The Connecticut Association for
Marriage and Family Therapy

     A Division of the American Association for Marriage and Family Therapy



Connecticut Association
for Marriage and Family Therapy

Executive Office:
PO Box 96, Newtown, CT 06470



For More Information About
Family Therapy Resources, 

Message From the WebMaster


CAMFT Mission Statement

The CAMFT seeks to promote the well - being of individuals, couples, families, and other systems through the advancement of the profession and practice of marriage and family therapy.

Marriage and family therapy is one of six licensed mental health professions serving the citizens of Connecticut. The State of Connecticut regulates all those in our profession who are licensed.

CAMFT has a 25 year tradition in the state of Connecticut. At the state level, CAMFT supports its members with continuing education and professional opportunities. As a division of the American Association for Marriage and Family Therapy, we help promote the profession of marriage and family therapy throughout not only Connecticut, but also in the United States and Canada.

Marriage and family therapists (MFTs) are educated in accredited institutes' Master's and Doctoral programs to provide mental health services to individuals, couples, families and other systems of human relationships. Marriage and family therapists work with client strengths to improve organizational, interpersonal and intrapersonal well-being. For more details about how to work with an MFT, click here.

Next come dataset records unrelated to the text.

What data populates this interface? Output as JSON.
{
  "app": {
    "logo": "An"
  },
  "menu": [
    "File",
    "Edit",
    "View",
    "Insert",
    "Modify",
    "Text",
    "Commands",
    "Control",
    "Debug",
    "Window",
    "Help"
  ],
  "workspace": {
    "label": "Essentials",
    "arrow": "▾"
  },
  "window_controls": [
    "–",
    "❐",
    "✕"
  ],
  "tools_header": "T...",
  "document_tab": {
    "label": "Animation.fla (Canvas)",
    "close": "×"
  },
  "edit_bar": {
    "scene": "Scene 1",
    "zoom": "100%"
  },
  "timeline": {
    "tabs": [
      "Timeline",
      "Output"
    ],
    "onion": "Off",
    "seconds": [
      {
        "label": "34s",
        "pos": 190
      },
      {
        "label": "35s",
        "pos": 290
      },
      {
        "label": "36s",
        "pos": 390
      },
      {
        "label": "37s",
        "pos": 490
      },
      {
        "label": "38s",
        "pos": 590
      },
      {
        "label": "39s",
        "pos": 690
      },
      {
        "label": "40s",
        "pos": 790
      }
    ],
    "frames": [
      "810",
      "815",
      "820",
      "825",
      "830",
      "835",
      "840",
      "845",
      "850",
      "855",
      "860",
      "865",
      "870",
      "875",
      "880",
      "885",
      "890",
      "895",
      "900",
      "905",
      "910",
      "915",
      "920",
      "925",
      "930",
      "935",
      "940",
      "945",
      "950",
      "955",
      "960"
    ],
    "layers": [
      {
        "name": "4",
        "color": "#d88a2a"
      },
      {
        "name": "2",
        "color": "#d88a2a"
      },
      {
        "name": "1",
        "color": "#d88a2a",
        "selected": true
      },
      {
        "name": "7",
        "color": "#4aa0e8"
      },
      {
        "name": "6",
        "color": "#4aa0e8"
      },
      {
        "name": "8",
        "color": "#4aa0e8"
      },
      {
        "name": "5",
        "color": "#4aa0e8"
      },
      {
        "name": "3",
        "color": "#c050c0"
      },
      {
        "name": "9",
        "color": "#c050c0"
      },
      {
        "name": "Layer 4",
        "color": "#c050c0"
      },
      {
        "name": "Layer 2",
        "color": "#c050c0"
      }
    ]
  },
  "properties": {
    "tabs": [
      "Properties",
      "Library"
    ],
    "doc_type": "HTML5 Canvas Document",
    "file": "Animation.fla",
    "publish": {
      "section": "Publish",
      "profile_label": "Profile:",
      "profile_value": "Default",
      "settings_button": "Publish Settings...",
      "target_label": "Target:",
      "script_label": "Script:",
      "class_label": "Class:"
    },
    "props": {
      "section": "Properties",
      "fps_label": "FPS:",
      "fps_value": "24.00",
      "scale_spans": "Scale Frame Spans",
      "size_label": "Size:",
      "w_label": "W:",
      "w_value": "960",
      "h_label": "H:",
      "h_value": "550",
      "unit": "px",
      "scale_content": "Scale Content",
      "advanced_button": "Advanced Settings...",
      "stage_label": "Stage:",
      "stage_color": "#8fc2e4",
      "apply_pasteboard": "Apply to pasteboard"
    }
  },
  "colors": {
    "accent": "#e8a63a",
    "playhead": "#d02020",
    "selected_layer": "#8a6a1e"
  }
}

As the WebMaster of CAMFT, I encourage you to learn more about us through this website and to keep us in mind as effective providers of mental health services. Include an MFT in your lifetime healthcare team-both for prevention and for treatment.

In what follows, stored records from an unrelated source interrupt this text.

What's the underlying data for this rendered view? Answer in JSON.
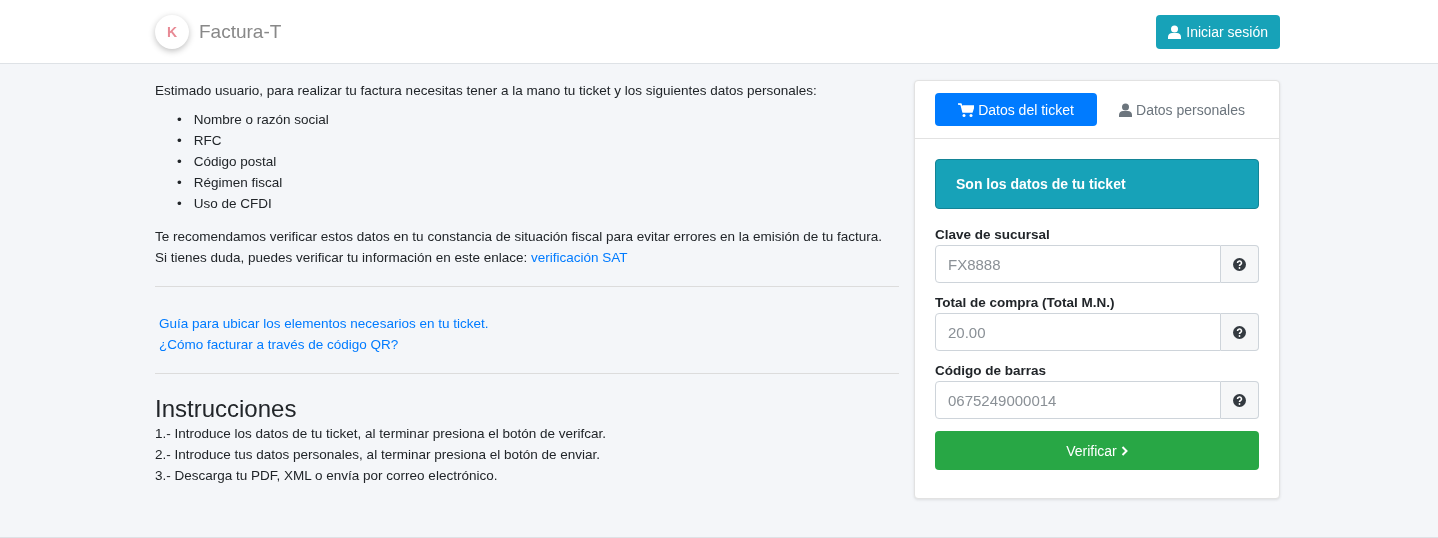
{
  "header": {
    "logo_letter": "K",
    "brand": "Factura-T",
    "login_button": "Iniciar sesión"
  },
  "intro": {
    "text": "Estimado usuario, para realizar tu factura necesitas tener a la mano tu ticket y los siguientes datos personales:",
    "bullet": "•",
    "items": [
      "Nombre o razón social",
      "RFC",
      "Código postal",
      "Régimen fiscal",
      "Uso de CFDI"
    ],
    "recommend": "Te recomendamos verificar estos datos en tu constancia de situación fiscal para evitar errores en la emisión de tu factura.",
    "doubt": "Si tienes duda, puedes verificar tu información en este enlace:",
    "doubt_link": "verificación SAT"
  },
  "guide_links": [
    "Guía para ubicar los elementos necesarios en tu ticket.",
    "¿Cómo facturar a través de código QR?"
  ],
  "instructions": {
    "title": "Instrucciones",
    "steps": [
      "1.- Introduce los datos de tu ticket, al terminar presiona el botón de verifcar.",
      "2.- Introduce tus datos personales, al terminar presiona el botón de enviar.",
      "3.- Descarga tu PDF, XML o envía por correo electrónico."
    ]
  },
  "form": {
    "tabs": [
      {
        "label": "Datos del ticket",
        "kind": "cart",
        "selected": true
      },
      {
        "label": "Datos personales",
        "kind": "user",
        "selected": false
      }
    ],
    "banner": "Son los datos de tu ticket",
    "fields": [
      {
        "label": "Clave de sucursal",
        "placeholder": "FX8888"
      },
      {
        "label": "Total de compra (Total M.N.)",
        "placeholder": "20.00"
      },
      {
        "label": "Código de barras",
        "placeholder": "0675249000014"
      }
    ],
    "submit": "Verificar"
  }
}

Melissa L. Thornton, MBA, LMFT
CAMFT WebMaster



Marriage and Family Therapy Facts

- MFT originated about 60 years ago when health care clinicians began to seek more effective and comprehensive ways to treat disorders such as schizophrenia, anorexia and alcoholism.

- MFTs work with individuals, groups, couples, and families, and focus on the power of the family system as an instrument of change and healing.

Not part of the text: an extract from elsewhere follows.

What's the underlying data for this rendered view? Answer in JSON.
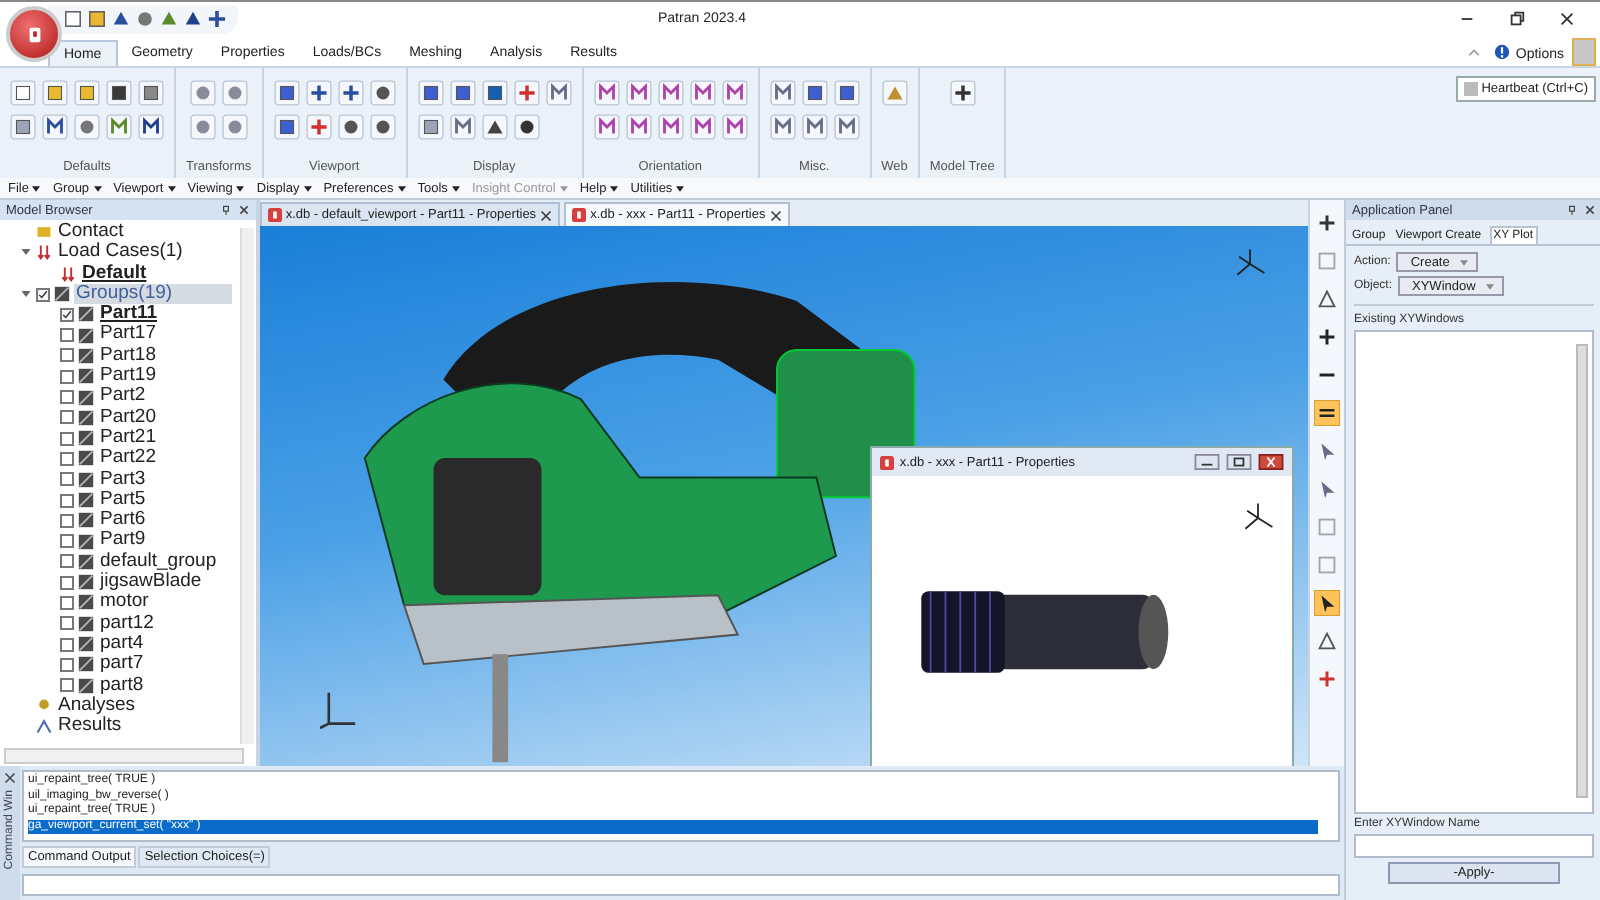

- MFTs treat the client's relationships within systems (e.g. families, couples, schools, work and cultures) as a way of understanding the development of dysfunctional patterns.

- MFTs view relational systems as frequent sources of stress and symptom formation.

- MFTs come from a wide variety of backgrounds, such as medicine, psychology, psychiatry, nursing and social work.

- MFTs frequently treat such mental health disorders as anxiety, depression, substance abuse, adjustment disorders, marriage and family conflict, and behavioral disorders in children and adolescents, among others.

- MFTs have historically been trained to work within 20 session "brief therapy" time frames.

- MFTs recognize that while disorders have relational consequences, treatment often must include psychiatric consultation, medication, psychological testing and individual psychotherapy.

- MFTs in Connecticut became licensed in 1995.

- MFTs in Connecticut are assured confidentiality of clinical records as a result of the 1992 Privileged Communication Bill.

- MFTs in Connecticut received vendorship in 1992. This bill requires that eligible licensed MFTs receive third party reimbursement on the same basis as the other four state-regulated mental health providers.

- There are over 800 CAMFT members in Connecticut.